THE EFFECT OF SPATIAL SEGMENTATION ON SAFETY PERFORMANCE FUNCTION MODELING
Open Access
- Author:
- Wang, Xingsheng
- Graduate Program:
- Computer Science
- Degree:
- Master of Science
- Document Type:
- Master Thesis
- Date of Defense:
- October 13, 2017
- Committee Members:
- Jeremy Blum, Thesis Advisor/Co-Advisor
Thang N. Bui, Committee Member
Linda Null, Committee Member
Sukmoon Chang, Committee Member
Omar El Ariss, Committee Member
Hyuntae Na, Committee Member - Keywords:
- safety performance functions
roadway segmentation
machine learning
Negative Binominal models
coordinate-descent approach
Weighted Absolute Percentage Error
clustering
generalizability of models - Abstract:
- Building predictive models called safety performance functions (SPFs) is important for the study of roadway safety. The first step in SPF modeling is roadway segmentation, which partitions roadways into segments.

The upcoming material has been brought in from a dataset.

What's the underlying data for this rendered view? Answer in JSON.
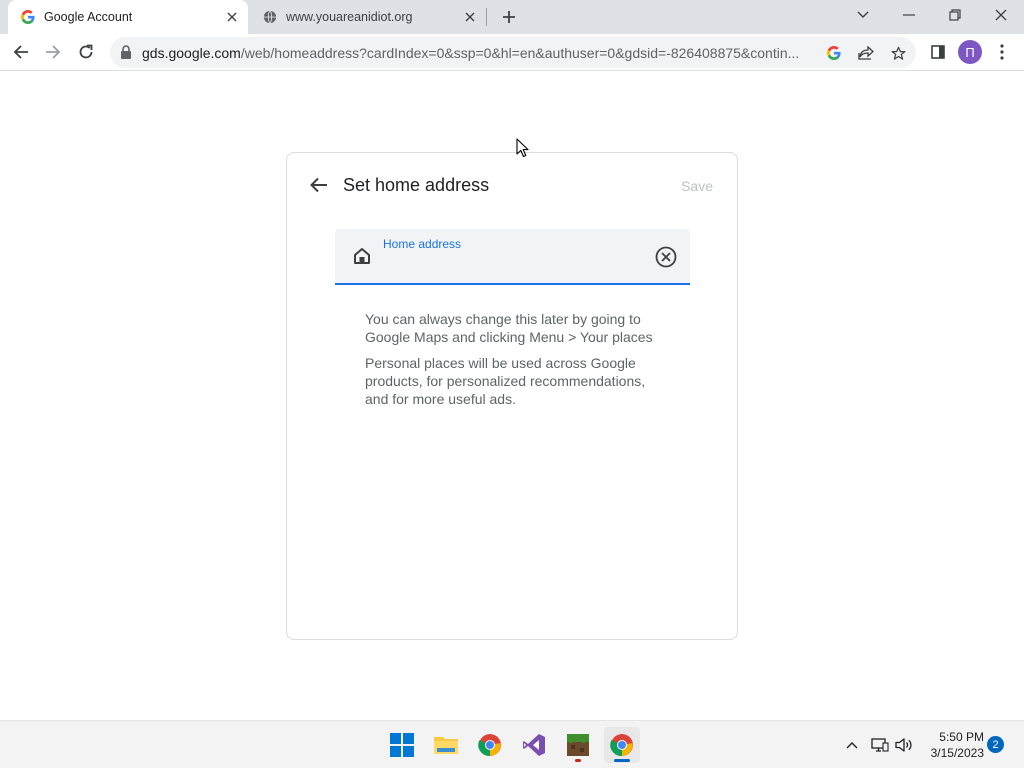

To build the predictive models, we train the models with a certain amount of observations. The observations cover as many cases as possible in order to build better and transferable model. These observations with different geometrical parameters and number of crashes are derived from the segmentation. Roadway segmentation is not only an essential but a challenging step. Previous studies have found that segmentation approaches affect the models’ transferability, for example, their predictive ability for future crashes or crashes on other roadways. Some researchers find that a little shift in segmentation yields very different models. To find better approaches to segmentation, in this thesis, we propose a novel segmentation methodology, which is driven by a machine learning clustering approach. While this approach limits in its ability to improve model transferability, it does help to characterize the extent to which segmentation approaches affect conclusions drawn from the models. In the clustering step of this approach, roadway segmentation is based on a weighted distance between adjacent segments. Segmented roadway data is used to build models that allow for the estimation of the gradient in the error metric as a function of the segmentation weights. The weights are updated based on this gradient, and this process repeats with the performance of models guiding the updating of weights and the resulting segmentation.